Both the Florida Department of Health and Centers for Disease Control and Prevention (CDC) believe these Zika cases were acquired locally. That’s a big deal considering most cases in the United States have largely been linked to time spent in affected areas throughout Latin America. If confirmed (since testing for Zika in mosquitoes isn’t exactly easy), these would be the first instances of local transmission in the U.S., according to the New York Times.

One working theory is that a southern Florida mosquito bit someone who was unknowingly infected with Zika after traveling to an affected area, CDC Director Dr. Thomas R. Frieden said during a news briefing on Friday; the virus often doesn't present symptoms. And if in fact the mosquito is carrying the virus, the number of local transmissions could skyrocket in the coming months. Not just in Florida, either: Recent tourism data revealed an estimated 97.3 million people visited Florida in 2014, up 3.9 percent from 2013.

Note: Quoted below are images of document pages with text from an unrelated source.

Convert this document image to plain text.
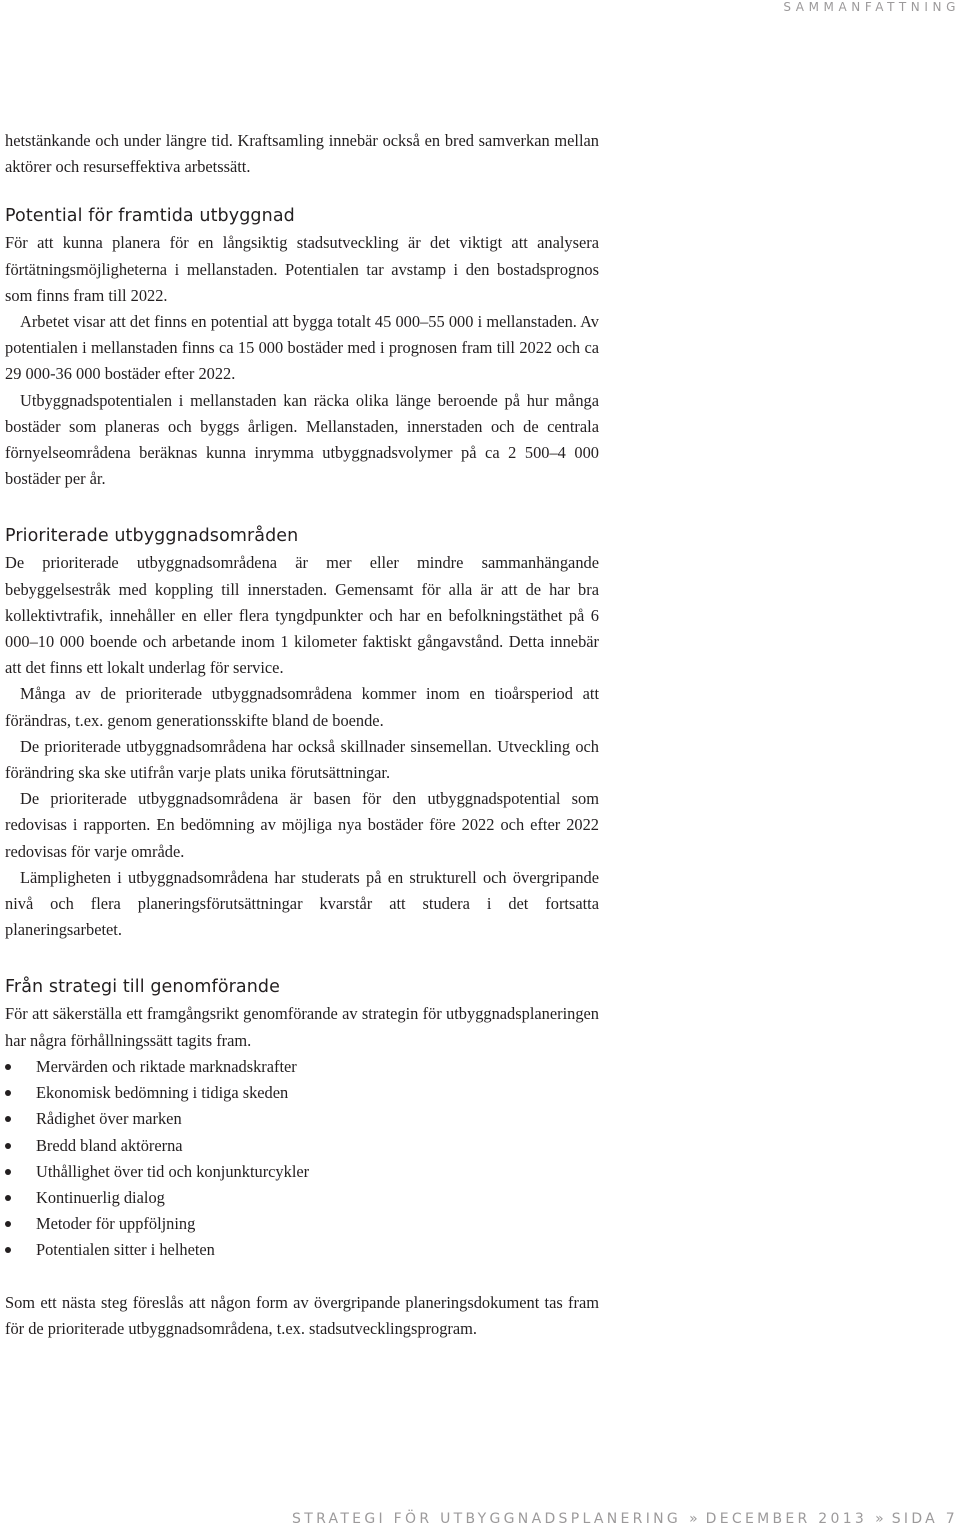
SAMMANFATTNING

hetstänkande och under längre tid. Kraftsamling innebär också en bred samverkan mellan aktörer och resurseffektiva arbetssätt.

Potential för framtida utbyggnad

För att kunna planera för en långsiktig stadsutveckling är det viktigt att analysera förtätningsmöjligheterna i mellanstaden. Potentialen tar avstamp i den bostadsprognos som finns fram till 2022.

Arbetet visar att det finns en potential att bygga totalt 45 000–55 000 i mellanstaden. Av potentialen i mellanstaden finns ca 15 000 bostäder med i prognosen fram till 2022 och ca 29 000-36 000 bostäder efter 2022.

Utbyggnadspotentialen i mellanstaden kan räcka olika länge beroende på hur många bostäder som planeras och byggs årligen. Mellanstaden, innerstaden och de centrala förnyelseområdena beräknas kunna inrymma utbyggnadsvolymer på ca 2 500–4 000 bostäder per år.

Prioriterade utbyggnadsområden

De prioriterade utbyggnadsområdena är mer eller mindre sammanhängande bebyggelsestråk med koppling till innerstaden. Gemensamt för alla är att de har bra kollektivtrafik, innehåller en eller flera tyngdpunkter och har en befolkningstäthet på 6 000–10 000 boende och arbetande inom 1 kilometer faktiskt gångavstånd. Detta innebär att det finns ett lokalt underlag för service.

Många av de prioriterade utbyggnadsområdena kommer inom en tioårsperiod att förändras, t.ex. genom generationsskifte bland de boende.

De prioriterade utbyggnadsområdena har också skillnader sinsemellan. Utveckling och förändring ska ske utifrån varje plats unika förutsättningar.

De prioriterade utbyggnadsområdena är basen för den utbyggnadspotential som redovisas i rapporten. En bedömning av möjliga nya bostäder före 2022 och efter 2022 redovisas för varje område.

Lämpligheten i utbyggnadsområdena har studerats på en strukturell och övergripande nivå och flera planeringsförutsättningar kvarstår att studera i det fortsatta planeringsarbetet.

Från strategi till genomförande

För att säkerställa ett framgångsrikt genomförande av strategin för utbyggnadsplaneringen har några förhållningssätt tagits fram.

Mervärden och riktade marknadskrafter
Ekonomisk bedömning i tidiga skeden
Rådighet över marken
Bredd bland aktörerna
Uthållighet över tid och konjunkturcykler
Kontinuerlig dialog
Metoder för uppföljning
Potentialen sitter i helheten

Som ett nästa steg föreslås att någon form av övergripande planeringsdokument tas fram för de prioriterade utbyggnadsområdena, t.ex. stadsutvecklingsprogram.

STRATEGI FÖR UTBYGGNADSPLANERING » DECEMBER 2013 » SIDA 7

So far Frieden and health officials are investigating the Wynwood neighborhood in northern Miami, where two of the people infected with Zika were in early July. The Times reported that some working sites there are primed to attract mosquitoes (think pools of standing water) and there are more residents originally from the Dominican Republic and Puerto Rico — two countries home to their own Zika nightmare.

Frieden initially didn’t see a reason to advise people to avoid Miami, at least not when the number of cases was still four. Now, Governor Scott is calling on the CDC to activate an emergency response team to assist the department of health with their investigation, sample collection, and mosquito control efforts.

“While we continue to learn more about this virus each day, we know that it is most harmful to pregnant women and their babies," Scott said. "For women who live or work in the impacted area and are either pregnant or thinking of becoming pregnant, I urge you to contact your OB/GYN for guidance and to receive a Zika prevention kit.”